Geçmişin izleri Nathan'ın gözlerini her saniye daha da kararlı kılıyordu. Aaron bile buna alışmış gibi görünmesine rağmen her zamankinden daha fazla çalışıyordu. Her gün gözlerinin altının iyice çöktüğünü, gözlerinin kızardığını görüyordum ama hiçbir şey yapamıyordum. Cora'nın elinden de bunu düzeltmek gelmiyordu. Aaron ile aralarındaki bağ son zamanlarda oldukça kırılgandı. Bir gün kendisi de dâhil hepimizi yok edecekti. Ya da bunu yapmak zorunda olan bendim.
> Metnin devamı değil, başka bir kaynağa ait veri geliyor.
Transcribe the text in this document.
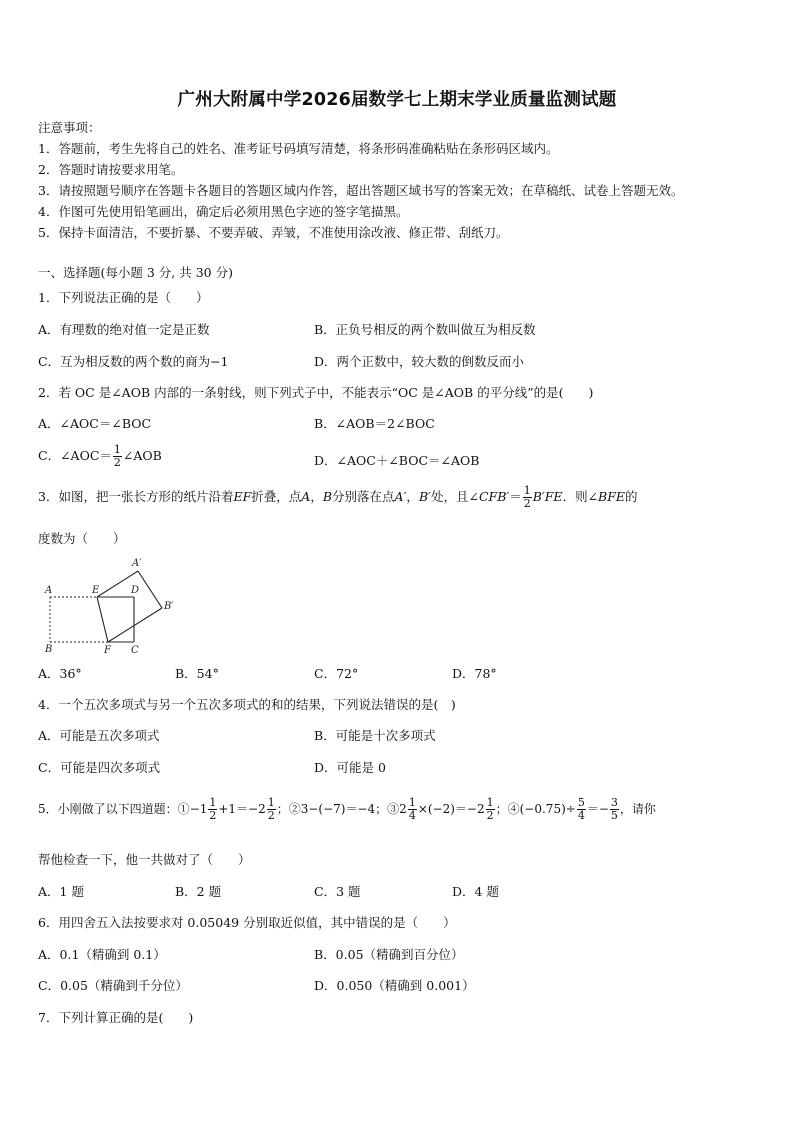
广州大附属中学2026届数学七上期末学业质量监测试题
注意事项：
1．答题前，考生先将自己的姓名、准考证号码填写清楚，将条形码准确粘贴在条形码区域内。
2．答题时请按要求用笔。
3．请按照题号顺序在答题卡各题目的答题区域内作答，超出答题区域书写的答案无效；在草稿纸、试卷上答题无效。
4．作图可先使用铅笔画出，确定后必须用黑色字迹的签字笔描黑。
5．保持卡面清洁，不要折暴、不要弄破、弄皱，不准使用涂改液、修正带、刮纸刀。
一、选择题(每小题 3 分, 共 30 分)
1．下列说法正确的是（　　）
A．有理数的绝对值一定是正数	B．正负号相反的两个数叫做互为相反数
C．互为相反数的两个数的商为−1	D．两个正数中，较大数的倒数反而小
2．若 OC 是∠AOB 内部的一条射线，则下列式子中，不能表示“OC 是∠AOB 的平分线”的是(　　)
A．∠AOC＝∠BOC	B．∠AOB＝2∠BOC
C．∠AOC＝ $\frac{1}{2}$ ∠AOB	D．∠AOC＋∠BOC＝∠AOB
3．如图，把一张长方形的纸片沿着EF折叠，点A，B分别落在点A′，B′处，且∠CFB′＝ $\frac{1}{2} B'FE$．则∠BFE的
度数为（　　）
A	E	D
A′
B′
B	F C
A．36°	B．54°	C．72°	D．78°
4．一个五次多项式与另一个五次多项式的和的结果，下列说法错误的是(　)
A．可能是五次多项式	B．可能是十次多项式
C．可能是四次多项式	D．可能是 0
5．小刚做了以下四道题：①−1 $\frac{1}{2} +1=-2 \frac{1}{2}$ ；②3−(−7)＝−4；③2 $\frac{1}{4} \times(-2)=-2 \frac{1}{2}$ ；④(−0.75)÷ $\frac{5}{4} =- \frac{3}{5}$ ，请你
帮他检查一下，他一共做对了（　　）
A．1 题	B．2 题	C．3 题	D．4 题
6．用四舍五入法按要求对 0.05049 分别取近似值，其中错误的是（　　）
A．0.1（精确到 0.1）	B．0.05（精确到百分位）
C．0.05（精确到千分位）	D．0.050（精确到 0.001）
7．下列计算正确的是(　　)
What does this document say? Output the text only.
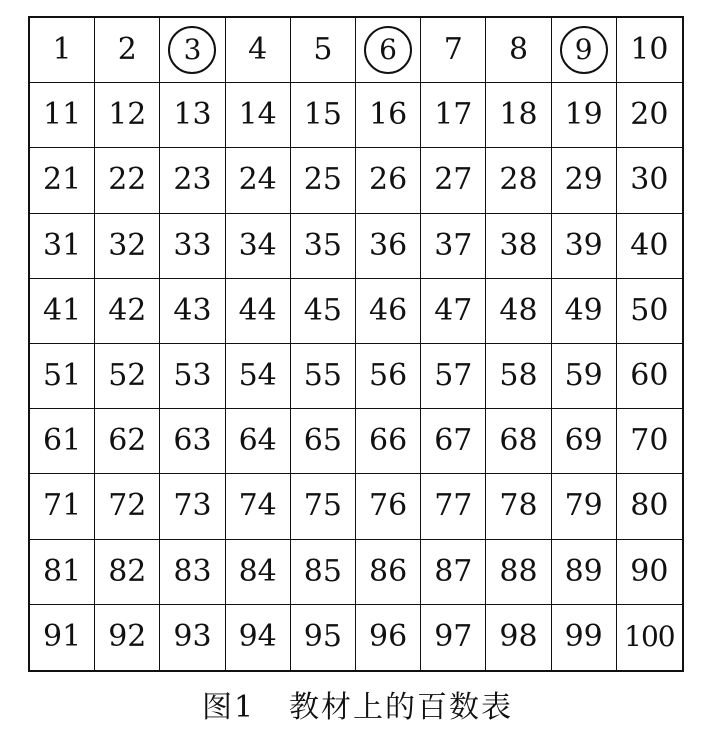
1 2	3	4 5	6	7 8	9	10
11 12 13 14 15 16 17 18 19 20
21 22 23 24 25 26 27 28 29 30
31 32 33 34 35 36 37 38 39 40
41 42 43 44 45 46 47 48 49 50
51 52 53 54 55 56 57 58 59 60
61 62 63 64 65 66 67 68 69 70
71 72 73 74 75 76 77 78 79 80
81 82 83 84 85 86 87 88 89 90
91 92 93 94 95 96 97 98 99 100
图1 教材上的百数表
Sky'ın gömülüşünden sonraki 3. günü yaşıyorduk. 3 gündür çocukları düşünmekten aklımı yitirecektim. Fakat bundan daha önemlisi, onları kurtarmam için bir şey yapmam gerektiğiydi ve ormanın dört bir yanındaki sinyal bozucular yüzünden belli bir kod ve frekans dışında arama yapamıyordum. Dolayısıyla bana gelen her arama da sistemin içinde daha bana ulaşamadan kayboluyordu. Fakat kaybolması en azından bir işe yarıyor, kimse tarafından fark edilemiyordu. Gelen arama direkt zihnime gelmiyor olsaydı çok daha farklı olurdu tabii. O zaman asla yakamı kurtaramazdım çünkü bu sefer sistemde kaybolması gibi bir seçenek olmazdı.

Yine de evden çıkmam, o adamla konuşmam gerekiyordu. Onu ilk gördüğüm gün gözlerinde böyle delicesine bir ışık yoktu. Ne değişmişti? Bunu tetikleyen ben mi olmuştum? Kesinlikle birkaç masumun hayatını daha karartmayı başarmıştım. Artık Londra'da yaşananlar neredeyse aklıma gelmiyordu çünkü ellerimde başka birilerinin, iki ailemden birinin kanı olmak zorundaydı.

Sağ kalanın çocuklar olmasını istiyordum.

Aaron'a anlatamazdım. Bütün bunları başına saran bendim, benim aptallığımdı. Üstelik bunca zaman çocukları onun gibi bir canavardan saklamışken şimdi onun ellerine hangi olmayan umutla teslim edebilirdim? İlk önce kurtarsa bile, sonra hepimize zarar verebilirdi. Bana gösterdiği her şeyine rağmen Aaron, dengesiz ve karanlık bir adamdı çünkü. Ve benim aileden olmadığımı da netçe belirtmişti. Üstelik yaptığım şeyler göz önünde bulundurulursa onlardan daha akılsızdım da.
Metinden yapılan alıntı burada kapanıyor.